Neusiedlersee-Hügelland

Appears in
Oxford Companion to Wine

By Jancis Robinson

Published 2006

  • About

Neusiedlersee-Hügelland, official wine region in austria with 4,150 ha/10,250 acres of vineyard (nearly 18% of the national total) along the western edge of the neusiedlersee and adjacent slopes and foothills of the Leitha Hills. It incorporates rust, one of Austria’s historically most prestigious wine communities, and produces excellent dry red and both dry and sweet white made from a wide range of grape varieties. Neusiedlersee-Hügelland is rarely seen on wine labels, however, since the local growers seem to find it cumbersomely long, and confusing because it incorporates the name of another region neusiedlersee across the eponymous lake.
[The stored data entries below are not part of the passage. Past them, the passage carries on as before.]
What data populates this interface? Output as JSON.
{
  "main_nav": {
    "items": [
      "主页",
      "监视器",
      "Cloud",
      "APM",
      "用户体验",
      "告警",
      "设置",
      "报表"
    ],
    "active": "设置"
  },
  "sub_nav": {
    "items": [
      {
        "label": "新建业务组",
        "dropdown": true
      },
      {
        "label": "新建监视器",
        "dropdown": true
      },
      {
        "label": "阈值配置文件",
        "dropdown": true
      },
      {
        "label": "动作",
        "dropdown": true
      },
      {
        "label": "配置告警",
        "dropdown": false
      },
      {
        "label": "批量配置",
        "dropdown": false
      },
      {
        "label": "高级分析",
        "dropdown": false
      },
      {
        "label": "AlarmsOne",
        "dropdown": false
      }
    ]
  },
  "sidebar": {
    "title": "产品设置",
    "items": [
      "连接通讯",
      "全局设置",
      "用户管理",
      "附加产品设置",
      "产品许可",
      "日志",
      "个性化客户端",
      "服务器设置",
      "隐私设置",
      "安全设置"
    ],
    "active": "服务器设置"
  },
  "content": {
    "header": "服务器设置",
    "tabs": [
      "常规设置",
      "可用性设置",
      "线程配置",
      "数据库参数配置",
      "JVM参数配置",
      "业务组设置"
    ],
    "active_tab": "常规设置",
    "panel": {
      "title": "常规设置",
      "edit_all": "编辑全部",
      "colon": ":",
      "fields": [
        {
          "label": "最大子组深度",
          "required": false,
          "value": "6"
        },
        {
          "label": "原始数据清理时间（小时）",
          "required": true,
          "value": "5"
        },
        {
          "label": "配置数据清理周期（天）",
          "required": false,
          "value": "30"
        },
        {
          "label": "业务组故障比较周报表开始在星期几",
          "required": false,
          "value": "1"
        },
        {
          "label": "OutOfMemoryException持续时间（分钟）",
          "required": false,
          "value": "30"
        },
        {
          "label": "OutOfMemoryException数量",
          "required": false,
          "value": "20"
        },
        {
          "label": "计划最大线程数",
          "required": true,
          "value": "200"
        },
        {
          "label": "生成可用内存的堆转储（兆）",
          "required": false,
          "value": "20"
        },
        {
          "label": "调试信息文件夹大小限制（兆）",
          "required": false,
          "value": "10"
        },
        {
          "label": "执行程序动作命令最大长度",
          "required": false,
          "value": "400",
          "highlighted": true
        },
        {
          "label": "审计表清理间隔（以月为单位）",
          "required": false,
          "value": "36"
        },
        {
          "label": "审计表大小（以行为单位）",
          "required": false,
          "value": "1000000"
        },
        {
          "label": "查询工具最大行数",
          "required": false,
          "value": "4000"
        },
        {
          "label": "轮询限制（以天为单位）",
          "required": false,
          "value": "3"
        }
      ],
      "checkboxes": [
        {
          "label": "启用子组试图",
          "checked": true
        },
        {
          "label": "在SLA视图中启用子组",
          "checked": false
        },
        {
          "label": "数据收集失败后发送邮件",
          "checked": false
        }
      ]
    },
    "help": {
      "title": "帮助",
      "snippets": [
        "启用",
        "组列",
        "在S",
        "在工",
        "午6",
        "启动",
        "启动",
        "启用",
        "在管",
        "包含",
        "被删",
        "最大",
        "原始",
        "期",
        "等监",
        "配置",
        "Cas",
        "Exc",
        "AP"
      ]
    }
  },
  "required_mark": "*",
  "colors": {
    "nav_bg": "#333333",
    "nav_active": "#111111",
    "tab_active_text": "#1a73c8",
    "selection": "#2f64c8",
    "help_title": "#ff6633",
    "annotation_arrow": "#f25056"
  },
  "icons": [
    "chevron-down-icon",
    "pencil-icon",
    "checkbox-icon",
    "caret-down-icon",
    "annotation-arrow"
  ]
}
Wines grown in Neusiedlersee-Hügelland are more likely to be labelled with the name of the state, Burgenland. Eisenstadt and two of its village suburbs—Grosshöflein and St Georgen—are home to potentially outstanding Blaufränkisch as well as impressive Pinot Blanc, Neuburger, and under-appreciated Grüner Veltliner that tends to be overshadowed by examples grown in niederösterreich, all of which benefit from the calcareous soils and the breeze that blows here. A mere kilometre or so east, Schützen-am-Gebirge reflects a transition to soils based on weathered gneiss and mica schist, outstanding for Blaufränkisch but also supportive of white varieties, which dominate the next village north, Donnerskirchen, where even Riesling flourishes thanks to the cooling effect of forests and breezes on an especially high stretch of hills. Closer to the lake, and running north-south, Breitenbrunn, Purbach, and Oggau also make good whites and reds. Although Rust is famous for botrytized sweet white (see ausbruch), it is also where modern appreciation of varietal Blaufränkisch arguably began, with Ernst ‘ET’ Triebaumer’s 1986 Mariental bottling. (At the time Anton Kollwentz of nearby Grosshöflein had only recently bottled Austria’s first Cabernet Sauvignon and would, like Engelbert Prieler of Schützen, become another early champion of Blaufränkisch.) Möbisch, on Lake Neusiedl immediately south of Rust, as well as St Margarethen, Siegendorf, and Zagersdorf—more or less midway between the lake and the Leitha range—are among other red wine villages worth noting, producing distinguished blaufränkisch and some of Austria’s finest St. Laurent.